In den „Fix und Foxi“-Heften der 1960er Jahre hieß es Kokomiko.
Ein süßes, lustiges Wunderwesen – wenn man es nicht ärgert. Es dauerte nicht lange, da war das Marsupilami auf T-Shirts und in Spielzeuggeschäften, später in schlechten Zeichentrickfilmen, in einer hektischen Filmkomödie – ein Liebling der Kinder, in seinem Namen steckt „ami“, Freund.
Ausgestoßen
Ein Schiff legt 1955 im Hafen von Antwerpen an. Es IST das Marsupilami – jetzt neu erzählt, dunkel erzählt für die Älteren. Eine geschundene Kreatur, gefangen für den Zoo in Brüssel.
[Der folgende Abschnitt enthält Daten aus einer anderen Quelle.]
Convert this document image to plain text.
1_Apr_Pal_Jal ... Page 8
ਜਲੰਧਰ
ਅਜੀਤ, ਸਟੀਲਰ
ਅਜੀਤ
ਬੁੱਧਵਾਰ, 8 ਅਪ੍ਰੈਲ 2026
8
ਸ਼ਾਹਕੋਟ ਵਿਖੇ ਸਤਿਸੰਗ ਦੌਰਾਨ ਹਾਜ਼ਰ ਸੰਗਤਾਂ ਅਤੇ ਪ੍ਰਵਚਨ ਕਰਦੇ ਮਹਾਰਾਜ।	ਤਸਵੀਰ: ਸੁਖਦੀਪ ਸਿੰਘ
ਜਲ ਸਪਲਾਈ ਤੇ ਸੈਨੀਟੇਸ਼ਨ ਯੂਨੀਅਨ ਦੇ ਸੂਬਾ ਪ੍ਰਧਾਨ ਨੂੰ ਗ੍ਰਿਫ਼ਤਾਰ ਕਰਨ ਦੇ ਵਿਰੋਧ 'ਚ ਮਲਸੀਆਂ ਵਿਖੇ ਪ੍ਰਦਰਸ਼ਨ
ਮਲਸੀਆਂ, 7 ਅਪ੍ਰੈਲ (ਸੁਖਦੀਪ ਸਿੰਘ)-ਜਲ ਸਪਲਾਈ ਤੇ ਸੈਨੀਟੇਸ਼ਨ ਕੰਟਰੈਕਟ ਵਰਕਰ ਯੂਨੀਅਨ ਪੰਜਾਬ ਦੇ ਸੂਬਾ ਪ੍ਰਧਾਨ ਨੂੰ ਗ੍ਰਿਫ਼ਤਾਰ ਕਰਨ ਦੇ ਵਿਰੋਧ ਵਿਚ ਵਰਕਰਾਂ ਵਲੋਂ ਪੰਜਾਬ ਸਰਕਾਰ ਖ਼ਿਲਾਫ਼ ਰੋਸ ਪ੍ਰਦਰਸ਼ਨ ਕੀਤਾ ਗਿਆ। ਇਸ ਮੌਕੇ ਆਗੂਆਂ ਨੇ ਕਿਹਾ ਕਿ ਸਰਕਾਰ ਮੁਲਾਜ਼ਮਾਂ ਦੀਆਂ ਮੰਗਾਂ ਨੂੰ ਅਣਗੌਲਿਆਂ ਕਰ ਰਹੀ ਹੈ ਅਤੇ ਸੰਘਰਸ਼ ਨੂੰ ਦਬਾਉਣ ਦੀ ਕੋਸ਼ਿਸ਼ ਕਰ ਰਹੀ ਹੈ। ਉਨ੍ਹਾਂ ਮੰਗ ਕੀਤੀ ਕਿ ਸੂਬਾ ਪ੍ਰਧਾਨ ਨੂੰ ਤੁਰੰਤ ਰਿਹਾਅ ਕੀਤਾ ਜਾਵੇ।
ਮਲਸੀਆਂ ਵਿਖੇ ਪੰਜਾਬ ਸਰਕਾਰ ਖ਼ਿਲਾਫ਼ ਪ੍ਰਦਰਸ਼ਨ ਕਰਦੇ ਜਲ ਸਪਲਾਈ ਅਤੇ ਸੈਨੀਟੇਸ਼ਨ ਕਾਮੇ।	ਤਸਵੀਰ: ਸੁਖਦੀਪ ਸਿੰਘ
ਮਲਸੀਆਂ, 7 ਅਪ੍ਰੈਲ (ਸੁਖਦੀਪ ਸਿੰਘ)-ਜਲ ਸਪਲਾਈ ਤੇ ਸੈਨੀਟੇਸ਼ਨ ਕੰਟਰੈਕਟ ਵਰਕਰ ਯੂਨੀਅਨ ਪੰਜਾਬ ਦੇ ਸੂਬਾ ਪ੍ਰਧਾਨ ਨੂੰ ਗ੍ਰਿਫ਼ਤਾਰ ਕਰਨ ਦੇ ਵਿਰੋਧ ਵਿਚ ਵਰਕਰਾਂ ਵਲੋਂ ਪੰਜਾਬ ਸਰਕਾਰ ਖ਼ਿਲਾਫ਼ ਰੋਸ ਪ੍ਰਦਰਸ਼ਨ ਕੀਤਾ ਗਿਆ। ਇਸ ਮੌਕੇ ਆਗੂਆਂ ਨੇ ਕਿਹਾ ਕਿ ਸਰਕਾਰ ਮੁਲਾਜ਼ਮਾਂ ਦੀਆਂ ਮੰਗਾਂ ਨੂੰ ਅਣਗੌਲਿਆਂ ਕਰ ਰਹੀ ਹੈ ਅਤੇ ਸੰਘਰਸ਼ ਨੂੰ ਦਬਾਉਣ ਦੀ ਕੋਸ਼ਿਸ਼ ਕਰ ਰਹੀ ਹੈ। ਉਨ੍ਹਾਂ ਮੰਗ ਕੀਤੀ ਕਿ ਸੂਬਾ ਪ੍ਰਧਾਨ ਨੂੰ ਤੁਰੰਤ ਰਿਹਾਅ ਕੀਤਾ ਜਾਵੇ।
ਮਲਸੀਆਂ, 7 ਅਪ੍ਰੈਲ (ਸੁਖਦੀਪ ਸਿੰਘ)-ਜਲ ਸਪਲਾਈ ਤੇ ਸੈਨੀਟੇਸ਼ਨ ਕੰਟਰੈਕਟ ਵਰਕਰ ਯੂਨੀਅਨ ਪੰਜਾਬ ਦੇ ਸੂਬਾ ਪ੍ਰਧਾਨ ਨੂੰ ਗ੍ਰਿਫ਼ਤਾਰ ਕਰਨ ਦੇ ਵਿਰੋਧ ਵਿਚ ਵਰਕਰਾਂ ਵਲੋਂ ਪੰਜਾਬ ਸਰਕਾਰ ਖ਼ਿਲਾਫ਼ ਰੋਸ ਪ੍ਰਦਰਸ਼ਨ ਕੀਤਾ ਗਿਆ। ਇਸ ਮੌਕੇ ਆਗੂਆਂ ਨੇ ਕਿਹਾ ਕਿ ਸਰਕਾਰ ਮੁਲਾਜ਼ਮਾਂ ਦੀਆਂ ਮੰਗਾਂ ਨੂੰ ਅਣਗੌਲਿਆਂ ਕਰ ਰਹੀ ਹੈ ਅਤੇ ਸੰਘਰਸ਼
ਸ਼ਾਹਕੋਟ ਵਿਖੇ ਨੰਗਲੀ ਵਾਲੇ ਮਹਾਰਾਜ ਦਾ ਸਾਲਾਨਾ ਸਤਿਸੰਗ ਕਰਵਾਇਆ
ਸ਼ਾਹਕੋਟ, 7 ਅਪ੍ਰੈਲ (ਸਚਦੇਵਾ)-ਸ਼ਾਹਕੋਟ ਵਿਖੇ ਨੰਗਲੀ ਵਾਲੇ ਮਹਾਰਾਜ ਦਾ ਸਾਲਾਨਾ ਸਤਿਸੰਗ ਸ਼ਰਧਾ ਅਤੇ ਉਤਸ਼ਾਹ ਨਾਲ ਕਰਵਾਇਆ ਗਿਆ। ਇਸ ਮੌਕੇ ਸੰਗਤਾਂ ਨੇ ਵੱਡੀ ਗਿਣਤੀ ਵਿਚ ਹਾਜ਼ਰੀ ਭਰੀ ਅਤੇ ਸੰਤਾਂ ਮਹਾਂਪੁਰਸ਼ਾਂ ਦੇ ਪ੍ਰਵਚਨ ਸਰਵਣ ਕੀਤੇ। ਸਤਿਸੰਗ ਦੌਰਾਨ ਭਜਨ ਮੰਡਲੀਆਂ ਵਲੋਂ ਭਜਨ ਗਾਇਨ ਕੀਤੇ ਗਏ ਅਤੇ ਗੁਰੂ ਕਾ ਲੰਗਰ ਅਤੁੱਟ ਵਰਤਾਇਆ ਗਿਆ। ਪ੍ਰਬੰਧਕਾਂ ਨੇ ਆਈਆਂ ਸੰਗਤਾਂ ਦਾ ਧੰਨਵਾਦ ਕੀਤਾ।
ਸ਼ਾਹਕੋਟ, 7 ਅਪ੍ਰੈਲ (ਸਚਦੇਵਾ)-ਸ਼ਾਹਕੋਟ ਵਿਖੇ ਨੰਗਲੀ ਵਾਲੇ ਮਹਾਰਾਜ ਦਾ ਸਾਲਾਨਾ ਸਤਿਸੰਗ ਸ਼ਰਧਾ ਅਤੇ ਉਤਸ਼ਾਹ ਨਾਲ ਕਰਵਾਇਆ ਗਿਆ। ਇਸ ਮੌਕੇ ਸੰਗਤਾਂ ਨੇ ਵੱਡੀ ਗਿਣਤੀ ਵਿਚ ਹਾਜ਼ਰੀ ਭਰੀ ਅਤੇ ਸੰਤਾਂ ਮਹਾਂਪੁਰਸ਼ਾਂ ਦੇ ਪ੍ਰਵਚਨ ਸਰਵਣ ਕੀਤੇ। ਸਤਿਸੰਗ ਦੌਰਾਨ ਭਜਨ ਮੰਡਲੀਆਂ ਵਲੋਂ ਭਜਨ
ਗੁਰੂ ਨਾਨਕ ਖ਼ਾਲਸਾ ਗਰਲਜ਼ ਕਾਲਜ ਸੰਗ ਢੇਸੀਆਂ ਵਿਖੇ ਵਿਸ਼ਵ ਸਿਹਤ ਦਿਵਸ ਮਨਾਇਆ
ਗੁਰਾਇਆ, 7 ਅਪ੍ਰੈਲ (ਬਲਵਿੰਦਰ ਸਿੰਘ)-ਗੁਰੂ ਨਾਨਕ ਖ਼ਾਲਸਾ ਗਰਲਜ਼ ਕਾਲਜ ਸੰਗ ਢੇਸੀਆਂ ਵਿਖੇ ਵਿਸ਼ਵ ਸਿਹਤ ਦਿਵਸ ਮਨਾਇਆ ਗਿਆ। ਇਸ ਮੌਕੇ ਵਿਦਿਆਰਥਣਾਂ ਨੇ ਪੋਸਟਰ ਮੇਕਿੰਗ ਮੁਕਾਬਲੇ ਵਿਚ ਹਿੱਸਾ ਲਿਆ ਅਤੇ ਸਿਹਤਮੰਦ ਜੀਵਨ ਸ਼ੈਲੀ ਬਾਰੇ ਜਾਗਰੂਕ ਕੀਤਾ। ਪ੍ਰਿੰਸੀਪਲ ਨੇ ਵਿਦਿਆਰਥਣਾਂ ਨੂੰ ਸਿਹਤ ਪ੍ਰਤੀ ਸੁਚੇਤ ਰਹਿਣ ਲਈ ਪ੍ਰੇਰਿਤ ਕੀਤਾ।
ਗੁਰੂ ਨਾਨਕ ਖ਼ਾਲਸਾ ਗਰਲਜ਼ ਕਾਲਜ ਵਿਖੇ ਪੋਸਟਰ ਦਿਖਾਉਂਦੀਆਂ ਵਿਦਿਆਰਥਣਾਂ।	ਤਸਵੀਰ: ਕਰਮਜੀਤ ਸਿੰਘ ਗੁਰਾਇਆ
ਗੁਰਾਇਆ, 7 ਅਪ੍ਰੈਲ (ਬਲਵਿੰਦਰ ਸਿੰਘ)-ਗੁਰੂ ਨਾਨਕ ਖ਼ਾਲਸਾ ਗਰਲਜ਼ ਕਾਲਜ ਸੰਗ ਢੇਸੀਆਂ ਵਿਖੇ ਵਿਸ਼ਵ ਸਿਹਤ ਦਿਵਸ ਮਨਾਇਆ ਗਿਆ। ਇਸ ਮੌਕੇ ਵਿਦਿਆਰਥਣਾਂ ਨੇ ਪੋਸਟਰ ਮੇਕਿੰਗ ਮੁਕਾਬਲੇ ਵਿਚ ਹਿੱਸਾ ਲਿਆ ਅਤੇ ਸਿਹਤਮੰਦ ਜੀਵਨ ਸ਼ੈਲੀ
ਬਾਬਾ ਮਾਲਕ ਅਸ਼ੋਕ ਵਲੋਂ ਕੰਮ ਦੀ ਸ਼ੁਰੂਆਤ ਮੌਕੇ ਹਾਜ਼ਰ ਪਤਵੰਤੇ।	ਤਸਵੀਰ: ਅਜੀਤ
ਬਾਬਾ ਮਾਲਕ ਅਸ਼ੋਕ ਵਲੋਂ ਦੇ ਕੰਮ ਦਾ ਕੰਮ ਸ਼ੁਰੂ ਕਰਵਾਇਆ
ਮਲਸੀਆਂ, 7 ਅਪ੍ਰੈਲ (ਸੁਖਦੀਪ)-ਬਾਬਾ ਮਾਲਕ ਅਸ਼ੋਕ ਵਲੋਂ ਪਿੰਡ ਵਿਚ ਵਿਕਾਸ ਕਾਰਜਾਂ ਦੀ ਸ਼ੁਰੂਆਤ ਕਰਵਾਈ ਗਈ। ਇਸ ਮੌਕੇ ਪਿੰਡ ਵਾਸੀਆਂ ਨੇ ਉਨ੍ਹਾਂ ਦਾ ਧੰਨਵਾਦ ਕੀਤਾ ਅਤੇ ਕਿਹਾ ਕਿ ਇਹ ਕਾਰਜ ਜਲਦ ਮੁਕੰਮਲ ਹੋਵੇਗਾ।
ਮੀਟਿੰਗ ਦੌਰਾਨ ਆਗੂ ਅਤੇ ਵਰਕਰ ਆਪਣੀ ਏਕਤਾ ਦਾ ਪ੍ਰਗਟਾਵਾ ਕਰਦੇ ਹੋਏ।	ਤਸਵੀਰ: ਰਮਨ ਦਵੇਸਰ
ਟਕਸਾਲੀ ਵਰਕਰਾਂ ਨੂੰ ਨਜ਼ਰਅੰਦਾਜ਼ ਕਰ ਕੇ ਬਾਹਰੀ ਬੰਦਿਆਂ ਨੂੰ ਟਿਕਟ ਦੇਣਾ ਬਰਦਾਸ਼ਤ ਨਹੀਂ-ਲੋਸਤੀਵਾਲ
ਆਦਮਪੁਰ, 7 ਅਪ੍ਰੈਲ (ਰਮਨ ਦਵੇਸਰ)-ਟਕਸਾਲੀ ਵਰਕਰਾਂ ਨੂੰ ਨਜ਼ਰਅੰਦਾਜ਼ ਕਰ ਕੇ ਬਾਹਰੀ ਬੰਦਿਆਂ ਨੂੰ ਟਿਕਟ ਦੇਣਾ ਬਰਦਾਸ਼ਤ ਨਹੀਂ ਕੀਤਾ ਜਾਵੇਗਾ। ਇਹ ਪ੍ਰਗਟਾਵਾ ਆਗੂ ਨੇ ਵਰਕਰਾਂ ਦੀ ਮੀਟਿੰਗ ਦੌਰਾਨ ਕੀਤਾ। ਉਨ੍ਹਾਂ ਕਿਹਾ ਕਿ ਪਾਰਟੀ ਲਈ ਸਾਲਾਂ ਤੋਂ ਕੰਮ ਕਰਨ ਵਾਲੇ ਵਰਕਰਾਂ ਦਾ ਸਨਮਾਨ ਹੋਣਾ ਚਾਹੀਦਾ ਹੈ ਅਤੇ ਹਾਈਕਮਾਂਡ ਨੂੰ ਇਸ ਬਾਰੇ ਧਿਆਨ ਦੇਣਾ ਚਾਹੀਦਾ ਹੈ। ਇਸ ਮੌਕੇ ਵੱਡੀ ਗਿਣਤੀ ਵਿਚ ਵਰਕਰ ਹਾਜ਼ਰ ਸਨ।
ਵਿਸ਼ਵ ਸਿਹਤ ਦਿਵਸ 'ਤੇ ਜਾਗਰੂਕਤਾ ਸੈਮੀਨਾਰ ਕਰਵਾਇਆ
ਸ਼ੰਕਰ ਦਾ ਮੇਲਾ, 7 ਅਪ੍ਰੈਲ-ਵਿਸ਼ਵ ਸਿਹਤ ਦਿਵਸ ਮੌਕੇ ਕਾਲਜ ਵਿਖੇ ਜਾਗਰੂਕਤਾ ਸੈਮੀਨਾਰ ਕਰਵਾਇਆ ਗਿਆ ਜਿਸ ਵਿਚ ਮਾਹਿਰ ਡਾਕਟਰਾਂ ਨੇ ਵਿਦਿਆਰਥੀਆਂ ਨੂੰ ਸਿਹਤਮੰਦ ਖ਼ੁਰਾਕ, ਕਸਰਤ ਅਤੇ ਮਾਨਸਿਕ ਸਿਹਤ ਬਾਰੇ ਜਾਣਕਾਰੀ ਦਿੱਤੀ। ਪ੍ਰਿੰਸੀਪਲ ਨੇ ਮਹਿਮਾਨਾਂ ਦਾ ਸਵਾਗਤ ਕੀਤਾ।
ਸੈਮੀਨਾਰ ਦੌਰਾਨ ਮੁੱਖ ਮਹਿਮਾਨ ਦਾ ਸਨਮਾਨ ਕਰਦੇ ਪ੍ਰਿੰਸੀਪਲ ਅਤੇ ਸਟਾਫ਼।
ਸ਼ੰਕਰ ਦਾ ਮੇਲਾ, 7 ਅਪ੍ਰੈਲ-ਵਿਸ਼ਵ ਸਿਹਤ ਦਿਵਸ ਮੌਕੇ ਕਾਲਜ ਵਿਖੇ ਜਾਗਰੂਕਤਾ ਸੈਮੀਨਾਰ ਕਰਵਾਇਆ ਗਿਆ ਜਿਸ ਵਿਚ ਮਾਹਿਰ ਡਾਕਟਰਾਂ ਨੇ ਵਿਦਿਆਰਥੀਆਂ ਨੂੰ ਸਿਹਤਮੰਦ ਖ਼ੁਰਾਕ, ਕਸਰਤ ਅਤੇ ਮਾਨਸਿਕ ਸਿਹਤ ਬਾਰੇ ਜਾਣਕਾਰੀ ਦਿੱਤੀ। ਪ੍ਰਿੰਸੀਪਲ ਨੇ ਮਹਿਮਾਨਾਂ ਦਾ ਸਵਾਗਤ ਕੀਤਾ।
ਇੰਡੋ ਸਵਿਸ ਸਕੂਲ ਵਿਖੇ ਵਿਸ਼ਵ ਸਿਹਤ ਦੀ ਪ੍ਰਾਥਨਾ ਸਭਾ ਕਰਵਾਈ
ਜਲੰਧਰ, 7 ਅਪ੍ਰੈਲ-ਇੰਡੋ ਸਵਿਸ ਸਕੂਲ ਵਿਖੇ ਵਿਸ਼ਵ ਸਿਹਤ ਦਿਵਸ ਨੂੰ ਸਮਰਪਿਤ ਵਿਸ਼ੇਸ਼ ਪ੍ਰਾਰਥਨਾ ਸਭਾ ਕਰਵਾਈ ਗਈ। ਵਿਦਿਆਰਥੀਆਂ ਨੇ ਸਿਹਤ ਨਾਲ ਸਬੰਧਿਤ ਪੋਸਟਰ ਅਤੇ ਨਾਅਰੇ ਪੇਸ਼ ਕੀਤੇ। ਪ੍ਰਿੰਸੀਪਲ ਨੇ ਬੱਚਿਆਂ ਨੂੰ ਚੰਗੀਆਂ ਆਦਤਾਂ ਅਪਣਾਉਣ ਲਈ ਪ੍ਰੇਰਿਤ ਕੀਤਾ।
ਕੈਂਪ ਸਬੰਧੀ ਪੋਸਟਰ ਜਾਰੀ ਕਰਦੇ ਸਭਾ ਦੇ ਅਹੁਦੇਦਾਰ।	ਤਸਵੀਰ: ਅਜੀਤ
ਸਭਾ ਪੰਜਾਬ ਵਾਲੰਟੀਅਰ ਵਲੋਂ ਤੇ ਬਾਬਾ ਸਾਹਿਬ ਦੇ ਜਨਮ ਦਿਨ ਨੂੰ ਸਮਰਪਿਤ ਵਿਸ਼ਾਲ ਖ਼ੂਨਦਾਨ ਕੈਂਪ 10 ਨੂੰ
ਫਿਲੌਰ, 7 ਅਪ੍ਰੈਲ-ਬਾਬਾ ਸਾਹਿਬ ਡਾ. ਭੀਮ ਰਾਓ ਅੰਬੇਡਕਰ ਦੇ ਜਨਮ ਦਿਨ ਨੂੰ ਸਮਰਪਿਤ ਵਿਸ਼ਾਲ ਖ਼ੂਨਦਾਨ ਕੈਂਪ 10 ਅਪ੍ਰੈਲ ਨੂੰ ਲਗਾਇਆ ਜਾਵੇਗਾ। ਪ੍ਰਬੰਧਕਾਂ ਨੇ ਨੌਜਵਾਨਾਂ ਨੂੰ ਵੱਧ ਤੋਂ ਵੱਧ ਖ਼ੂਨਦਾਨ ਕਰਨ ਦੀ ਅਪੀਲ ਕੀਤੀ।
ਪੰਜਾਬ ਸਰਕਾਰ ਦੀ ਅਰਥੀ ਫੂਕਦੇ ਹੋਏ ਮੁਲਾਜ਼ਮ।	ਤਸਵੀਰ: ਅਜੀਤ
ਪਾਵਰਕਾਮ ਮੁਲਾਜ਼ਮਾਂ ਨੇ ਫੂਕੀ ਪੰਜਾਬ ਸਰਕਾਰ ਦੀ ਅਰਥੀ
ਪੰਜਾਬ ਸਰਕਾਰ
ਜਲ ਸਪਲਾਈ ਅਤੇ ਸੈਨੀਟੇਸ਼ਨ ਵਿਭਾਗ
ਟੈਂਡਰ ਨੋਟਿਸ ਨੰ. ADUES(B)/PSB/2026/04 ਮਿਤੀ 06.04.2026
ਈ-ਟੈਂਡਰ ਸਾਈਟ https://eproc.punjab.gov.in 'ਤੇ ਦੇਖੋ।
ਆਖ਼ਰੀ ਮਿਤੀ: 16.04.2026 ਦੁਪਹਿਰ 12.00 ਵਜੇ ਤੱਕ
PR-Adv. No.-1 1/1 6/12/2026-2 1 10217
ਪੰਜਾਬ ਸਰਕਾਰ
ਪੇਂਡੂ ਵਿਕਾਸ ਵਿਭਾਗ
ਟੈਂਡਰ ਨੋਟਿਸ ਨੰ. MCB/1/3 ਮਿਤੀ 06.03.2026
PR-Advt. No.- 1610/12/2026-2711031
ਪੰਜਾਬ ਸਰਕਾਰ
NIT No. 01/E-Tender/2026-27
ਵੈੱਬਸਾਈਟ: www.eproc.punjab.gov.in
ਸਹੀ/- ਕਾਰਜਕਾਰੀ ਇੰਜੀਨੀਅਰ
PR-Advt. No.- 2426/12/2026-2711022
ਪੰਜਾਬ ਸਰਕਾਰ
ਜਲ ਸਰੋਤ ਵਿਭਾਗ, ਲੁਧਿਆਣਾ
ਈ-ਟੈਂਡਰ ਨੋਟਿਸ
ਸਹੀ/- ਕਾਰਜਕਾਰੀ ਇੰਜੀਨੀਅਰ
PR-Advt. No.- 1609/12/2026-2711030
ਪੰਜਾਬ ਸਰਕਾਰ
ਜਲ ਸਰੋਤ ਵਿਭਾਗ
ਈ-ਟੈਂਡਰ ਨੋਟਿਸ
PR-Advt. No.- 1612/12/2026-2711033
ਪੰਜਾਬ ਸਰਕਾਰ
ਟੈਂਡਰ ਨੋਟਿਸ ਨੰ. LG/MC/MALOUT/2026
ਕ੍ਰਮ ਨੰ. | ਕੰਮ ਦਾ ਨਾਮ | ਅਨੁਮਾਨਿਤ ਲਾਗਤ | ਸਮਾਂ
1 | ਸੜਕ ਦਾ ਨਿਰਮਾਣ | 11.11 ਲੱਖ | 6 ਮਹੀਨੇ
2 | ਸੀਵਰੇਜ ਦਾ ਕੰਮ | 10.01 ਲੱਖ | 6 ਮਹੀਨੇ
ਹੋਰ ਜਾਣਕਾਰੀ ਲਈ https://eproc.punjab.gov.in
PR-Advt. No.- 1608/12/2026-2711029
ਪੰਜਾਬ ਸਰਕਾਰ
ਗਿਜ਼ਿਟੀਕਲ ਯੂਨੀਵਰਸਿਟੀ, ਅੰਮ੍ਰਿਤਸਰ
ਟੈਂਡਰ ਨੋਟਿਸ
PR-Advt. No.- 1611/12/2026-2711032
Der Belgier Frank Pé, 65, zeichnet, sein Landsmann Zidrou, 59, ist der Autor – beide hoffen, dass Franquin eine Flasche Bier öffnet und ihnen „von oben“ zuprostet.
„Die Bestie“ ist ein gewaltiger, in Europa gefeierter Start eines Mehrteilers.
Das beste Comicalbum des Jahres – dramatisch, atmosphärisch, warm, nostalgisch; Frank Pé hat erst kürzlich Winsor McCays „Little Nemo“ respektvoll fortgesetzt, seine Inszenierungen sind brillant, die Geschichte gerät – noch (?) – nicht in Kitschgefahr.
Das Marsupilami ist jetzt tierischer. Ein Ausgestoßener wie der zehnjährige Franz / François, dessen Vater ein deutscher Besatzungssoldat war. Deshalb wird er gemobbt und fühlt sich bei Wildschweinbaby, alkoholkrankem Pferd, tagaktiver Fledermaus ... viel wohler. Den geflüchteten gelben Kerl mit den schwarzen Punkten, den er unter einer Brücke entdeckt, nimmt er gern auf.
Das ist keine Hommage an den klassischen Comics. Das ist eine freie Interpretation einer Geschichte, die ihren Ursprung nahm, als Franquin aus einem Buch erfahren hatte: Bis 1901 hielt man das giraffenartige Okapi für ein Fabeltier. Kann also durchaus jede(r) glauben, dass es das Marsupilami gar nicht gibt.
Zidrou und Frank Pé:
„Marsupilami: Die Bestie“ Erster Teil. Carlsen Verlag. 156 Seiten, 25,70 Euro
KURIER-Wertung: *****
Zeichnung oben: Der ehemalige „Kokomiko“, neu und tierischer interpretiert (Ausschnitt aus dem Buchcover von „Die Bestie“)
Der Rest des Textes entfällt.